Where they are will matter; the inability to move to where the jobs are can limit employment opportunity. In the West this may be in part due to attachment to home but rules around social housing and poor transport links also play their part. In Europe, only 2.8 of young people have moved for work, compared to the US where almost 30% of Americans live in a different state to their birthplace. Language barriers, cultural differences and non-transferable qualifications make it much harder for Europeans but public policy also shapes behaviour, as most euro-area countries support their unemployed for more than a year. In most American states, jobless workers qualify for only 26 weeks of unemployment benefits.
Those who begin their careers without work are more likely to have lower wages and suffer unemployment again later in life partially because they have missed out on training and experience but also because young workers typically changes jobs and increase their salaries at a much higher rate than those who are older. The economic loss can be substantial, too, and not just in the form of higher welfare payments. Those who are forced into unsatisfactory work or who cannot find work often end up on a productivity trajectory well below what they might otherwise have expected. One estimate suggests that the total economic loss from youth unemployment in Europe in 2011 was equivalent to 1.2% of GDP. Realising this problem, governments are trying to address the mismatch between skills and jobs: apprenticeships in Britain have increased in recent years, for example.
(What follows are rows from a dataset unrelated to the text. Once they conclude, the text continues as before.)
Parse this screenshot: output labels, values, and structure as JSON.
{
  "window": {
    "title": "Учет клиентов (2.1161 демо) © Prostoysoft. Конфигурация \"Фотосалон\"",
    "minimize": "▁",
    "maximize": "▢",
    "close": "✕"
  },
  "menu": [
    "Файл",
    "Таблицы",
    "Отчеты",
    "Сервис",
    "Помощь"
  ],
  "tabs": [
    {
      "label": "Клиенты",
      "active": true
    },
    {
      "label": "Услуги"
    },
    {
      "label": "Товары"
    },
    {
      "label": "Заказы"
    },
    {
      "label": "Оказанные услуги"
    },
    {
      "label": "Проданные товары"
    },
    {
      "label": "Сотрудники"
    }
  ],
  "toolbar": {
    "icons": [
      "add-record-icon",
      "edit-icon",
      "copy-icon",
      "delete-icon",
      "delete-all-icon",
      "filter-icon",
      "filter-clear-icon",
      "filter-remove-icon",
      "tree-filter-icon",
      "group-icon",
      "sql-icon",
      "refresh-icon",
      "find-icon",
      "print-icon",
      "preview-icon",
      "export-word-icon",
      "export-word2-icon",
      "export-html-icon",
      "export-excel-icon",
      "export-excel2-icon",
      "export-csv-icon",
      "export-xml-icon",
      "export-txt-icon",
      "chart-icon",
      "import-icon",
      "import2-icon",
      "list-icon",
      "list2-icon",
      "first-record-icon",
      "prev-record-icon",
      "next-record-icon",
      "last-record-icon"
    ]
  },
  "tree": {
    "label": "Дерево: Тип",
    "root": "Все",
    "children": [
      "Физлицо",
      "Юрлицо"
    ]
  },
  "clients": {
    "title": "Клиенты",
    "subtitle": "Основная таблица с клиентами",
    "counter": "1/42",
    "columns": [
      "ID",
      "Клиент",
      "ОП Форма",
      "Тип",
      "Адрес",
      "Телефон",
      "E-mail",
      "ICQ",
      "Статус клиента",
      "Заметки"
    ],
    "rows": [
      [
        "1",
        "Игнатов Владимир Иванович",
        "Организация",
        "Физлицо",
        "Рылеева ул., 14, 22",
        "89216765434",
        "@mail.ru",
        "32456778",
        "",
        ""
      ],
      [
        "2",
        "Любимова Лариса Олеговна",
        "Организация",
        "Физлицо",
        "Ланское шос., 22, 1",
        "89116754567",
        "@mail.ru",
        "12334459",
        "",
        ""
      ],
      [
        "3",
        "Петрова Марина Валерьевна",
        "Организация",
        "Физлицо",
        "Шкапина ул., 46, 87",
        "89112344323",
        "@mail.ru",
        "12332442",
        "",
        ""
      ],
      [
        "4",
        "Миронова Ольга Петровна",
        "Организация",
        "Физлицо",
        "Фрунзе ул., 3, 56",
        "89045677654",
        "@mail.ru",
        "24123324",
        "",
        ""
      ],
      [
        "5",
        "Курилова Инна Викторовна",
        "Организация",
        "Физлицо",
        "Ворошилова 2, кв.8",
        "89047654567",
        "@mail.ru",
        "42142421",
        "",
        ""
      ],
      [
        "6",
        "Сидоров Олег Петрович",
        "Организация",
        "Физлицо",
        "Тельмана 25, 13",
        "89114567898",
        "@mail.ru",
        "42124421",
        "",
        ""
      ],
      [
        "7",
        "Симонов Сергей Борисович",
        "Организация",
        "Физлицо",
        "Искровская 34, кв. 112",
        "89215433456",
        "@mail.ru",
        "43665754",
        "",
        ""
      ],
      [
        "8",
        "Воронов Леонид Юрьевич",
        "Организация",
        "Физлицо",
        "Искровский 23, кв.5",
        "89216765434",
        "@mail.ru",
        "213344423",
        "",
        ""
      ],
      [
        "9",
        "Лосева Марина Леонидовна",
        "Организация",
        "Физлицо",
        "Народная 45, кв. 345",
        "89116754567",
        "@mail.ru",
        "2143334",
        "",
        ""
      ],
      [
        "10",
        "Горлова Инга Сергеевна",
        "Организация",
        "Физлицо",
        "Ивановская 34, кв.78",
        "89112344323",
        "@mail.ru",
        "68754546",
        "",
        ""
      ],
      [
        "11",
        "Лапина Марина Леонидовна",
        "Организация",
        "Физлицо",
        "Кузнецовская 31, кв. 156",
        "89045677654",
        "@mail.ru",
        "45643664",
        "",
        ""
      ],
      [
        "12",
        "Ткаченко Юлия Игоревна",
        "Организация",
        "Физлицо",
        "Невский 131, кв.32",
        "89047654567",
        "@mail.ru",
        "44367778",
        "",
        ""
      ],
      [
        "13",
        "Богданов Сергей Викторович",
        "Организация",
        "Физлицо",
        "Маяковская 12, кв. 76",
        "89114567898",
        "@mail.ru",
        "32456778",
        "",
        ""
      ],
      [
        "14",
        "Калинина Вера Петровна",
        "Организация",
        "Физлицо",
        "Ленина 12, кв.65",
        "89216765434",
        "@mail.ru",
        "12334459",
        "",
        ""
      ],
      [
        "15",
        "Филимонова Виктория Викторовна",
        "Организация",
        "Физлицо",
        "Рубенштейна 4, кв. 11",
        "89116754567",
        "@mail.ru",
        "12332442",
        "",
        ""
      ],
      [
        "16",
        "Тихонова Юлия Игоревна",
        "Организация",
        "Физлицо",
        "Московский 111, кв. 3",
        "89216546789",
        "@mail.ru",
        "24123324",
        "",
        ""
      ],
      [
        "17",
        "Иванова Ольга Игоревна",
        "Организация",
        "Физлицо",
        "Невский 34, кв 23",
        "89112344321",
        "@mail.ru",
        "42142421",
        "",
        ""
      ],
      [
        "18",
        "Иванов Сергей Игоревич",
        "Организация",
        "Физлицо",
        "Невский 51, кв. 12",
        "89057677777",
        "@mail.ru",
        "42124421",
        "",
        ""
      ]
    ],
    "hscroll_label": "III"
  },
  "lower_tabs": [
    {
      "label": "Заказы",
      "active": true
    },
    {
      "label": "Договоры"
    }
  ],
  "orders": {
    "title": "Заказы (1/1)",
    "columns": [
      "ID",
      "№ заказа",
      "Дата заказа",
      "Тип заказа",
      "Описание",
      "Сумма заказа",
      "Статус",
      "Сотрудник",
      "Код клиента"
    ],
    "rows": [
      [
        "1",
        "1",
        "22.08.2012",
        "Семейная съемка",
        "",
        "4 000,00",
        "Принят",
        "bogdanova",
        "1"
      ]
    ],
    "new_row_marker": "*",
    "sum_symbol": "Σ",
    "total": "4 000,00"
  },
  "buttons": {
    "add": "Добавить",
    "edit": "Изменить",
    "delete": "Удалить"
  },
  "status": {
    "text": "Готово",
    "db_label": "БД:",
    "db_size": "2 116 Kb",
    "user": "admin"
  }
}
There is evidence too that companies are investing more in the young and revamping their training programmes. New technology is providing educational opportunities to people who might otherwise remain outside the job market. There is some cause for hope, then. But the scale of the problem is daunting.
The formal sector is clearly not creating enough jobs so the informal sector looks set to remain the largest provider of jobs for youth going ahead. In developing economies, a relatively high share of youth is likely to be involved in unpaid family work, starting their working life supporting (informal) family businesses or farms. The World Bank estimates that this affects 99 per cent of working teenagers in Zambia for example. In the rich world, it estimates that a third of under-24s are on temporary contracts. Although it is better than not working at all, informal sector jobs are generally unregulated, don’t pay much and often involve poor working conditions with no benefits or protection. Young people in the Middle East and Africa are particularly susceptible to this and there is enormous dissatisfaction in the region over the quality of jobs available. Among youth surveyed by the ILO, 58 per cent reported dissatisfaction with the availability of good jobs.
Some people choose not to or are unable to work. About a quarter of the unemployed are south Asian women who do not work for cultural reasons. In the Middle East only 15% of women are in formal employment and in North Africa the number only 16%. To avoid increases in unemployment rates, the ILO estimates that 15 million new jobs will have to be created in the region each year for the next decade.
To add an extra layer of complication, after years of declining birth rates some countries with large populations, such as Egypt and Russia, have experienced increasing fertility rates, counter to the global trend. Over the next decade this will mean more young people will live in countries which may not able to sustain them.